Só consegui ler até aí o artigo do doutor Antônio Augusto. Deixei o resto para outra ocasião, uma vez que minha mulher chegou da rua, explicando as compras que fizera e a carestia em tudo. Mas, enquanto ela foi se banhar, terminei caindo outra vez os olhos na folha do jornal.

Apresentava-me o doutor sobre estudiosos se referindo que, antes de três meses, não há ser humano. Depois, sim. Mas, logo em seguida, o doutor argumentava que todo os que pretendem marcar a idade do feto é como se quisesse fixar a idade máxima para reconhecer a pessoa como humana. E, em sua conclusão, ele foi veemente: “Trata-se o aborto de crime hediondo que a lei deve condenar severamente. A galinha não mata seus pintinhos no ovo, nem a cobra mais venenosa mata seus filhotinhos antes de nascerem. A vida é sagrada. É dom de Deus, precisa ser respeitada da concepção até a morte natural”.

Do artigo do doutor Antônio Augusto, retirei conclusões. Mas já que me meto a escrever, escrevi um texto mostrando que o ser, formado pela união do espermatozoide do homem e o óvulo da mulher, constitui um ser humano único sobre o universo. Por isso deve ser respeitado e tratado como pessoa, desde a sua concepção. Além do mais, devem ser-lhe reconhecidos os direitos de pessoa, entre os quais o direito inviolável à vida de qualquer humano inocente.

Mandei-o, então, para o doutor lê-lo. E fiquei bastante satisfeito quando, dois dias depois, o sábio cardiologista me respondeu escrito à mão e pediu-me para que eu frisasse bem as anotações que ele fizera para incluir em outro texto de sua lavra:

“A mesma proteção e respeito merecem o ser humano concebido no útero e o gerado in vitro. O embrião e o feto hão de receber, como qualquer pessoa, o tratamento médico de que venham a precisar. A vida humana deve ser respeitada e protegida de maneira absoluta a partir do momento da concepção”. E concluía as anotações com duas passagens bíblicas: “Antes mesmo de te formares no ventre materno, eu te conheci; antes que saísses do seio, eu te consagrei” (Jr 1,5); e “Meus ossos não te foram escondidos quando eu era feito, em segredo, tecido na terra mais profunda” (Sl 139,15).

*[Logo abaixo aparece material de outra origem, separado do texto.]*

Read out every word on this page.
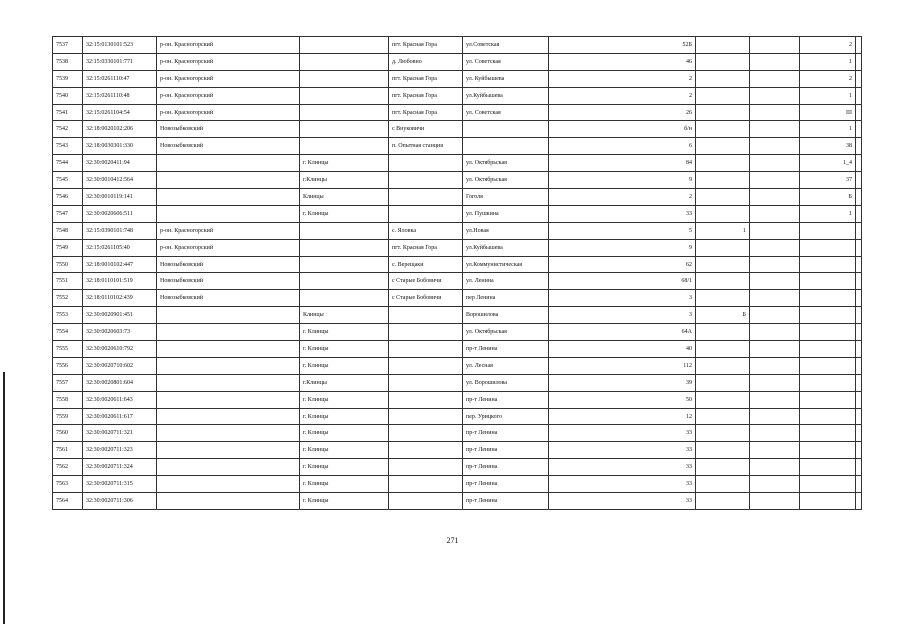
7537	32:15:0130101:523	р-он. Красногорский		пгт. Красная Гора	ул.Советская	52Б			2	
7538	32:15:0330101:771	р-он. Красногорский		д. Любовно	ул. Советская	46			1	
7539	32:15:0261110:47	р-он. Красногорский		пгт. Красная Гора	ул. Куйбышева	2			2	
7540	32:15:0261110:48	р-он. Красногорский		пгт. Красная Гора	ул.Куйбышева	2			1	
7541	32:15:0261104:54	р-он. Красногорский		пгт. Красная Гора	ул. Советская	26			III	
7542	32:18:0020102:206	Новозыбковский		с Внуковичи		б/н			1	
7543	32:18:0030301:330	Новозыбковский		п. Опытная станция		6			38	
7544	32:30:0020411:94		г. Клинцы		ул. Октябрьская	84			1_4	
7545	32:30:0010412:564		г.Клинцы		ул. Октябрьская	9			37	
7546	32:30:0010119:141		Клинцы		Гоголя	2			Б	
7547	32:30:0020606:511		г. Клинцы		ул. Пушкина	33			1	
7548	32:15:0390101:748	р-он. Красногорский		с. Яловка	ул.Новая	5	1			
7549	32:15:0261105:40	р-он. Красногорский		пгт. Красная Гора	ул.Куйбышева	9				
7550	32:18:0010102:447	Новозыбковский		с. Верещаки	ул.Коммунистическая	62				
7551	32:18:0110101:519	Новозыбковский		с Старые Бобовичи	ул. Ленина	68/1				
7552	32:18:0110102:439	Новозыбковский		с Старые Бобовичи	пер Ленина	3				
7553	32:30:0020901:451		Клинцы		Ворошилова	3	Б			
7554	32:30:0020603:73		г. Клинцы		ул. Октябрьская	64А				
7555	32:30:0020610:792		г. Клинцы		пр-т Ленина	40				
7556	32:30:0020710:602		г. Клинцы		ул. Лесная	112				
7557	32:30:0020801:604		г.Клинцы		ул. Ворошилова	39				
7558	32:30:0020611:643		г. Клинцы		пр-т Ленина	50				
7559	32:30:0020611:617		г. Клинцы		пер. Урицкого	12				
7560	32:30:0020711:321		г. Клинцы		пр-т Ленина	33				
7561	32:30:0020711:323		г. Клинцы		пр-т Ленина	33				
7562	32:30:0020711:324		г. Клинцы		пр-т Ленина	33				
7563	32:30:0020711:315		г. Клинцы		пр-т Ленина	33				
7564	32:30:0020711:306		г. Клинцы		пр-т Ленина	33				
271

Bom foi que o doutor Antônio Augusto Coelho Borges, uma semana depois de enviar-me as anotações, em conversa por telefone comigo, elucidou-me mais: “Que entende esse presidente comunista, semianalfabeto, ignorante em saúde pública, meu amigo Jaime Machado? Querem matar covardemente seres humanos inermes e incapazes de se defenderem, é isso? Isso é promover a saúde pública? Pois bem, existem leis que, de maneira alguma, estão sujeitas a qualquer autoridade humana por mais elevada que seja, pois atinge a essência dos seres, inclusive o homem. Essa gente do Poder e da mídia tem de ter calma. O embrião é um ser humano completo em fase de crescimento tanto quanto um bebê, uma criança ou um adolescente. Não se trata de um amontoado de células. Quando se dá o encontro gamético, produz-se a primeira unidade da vida, que contém toda herança genética e todos os requisitos para caracterizar a vida. A prática de abortos, portanto, seria um retrocesso da saúde pública, que, ao invés de investir na qualidade de vida da população, passaria a reproduzir uma cultura de incentivo à morte, à violência”.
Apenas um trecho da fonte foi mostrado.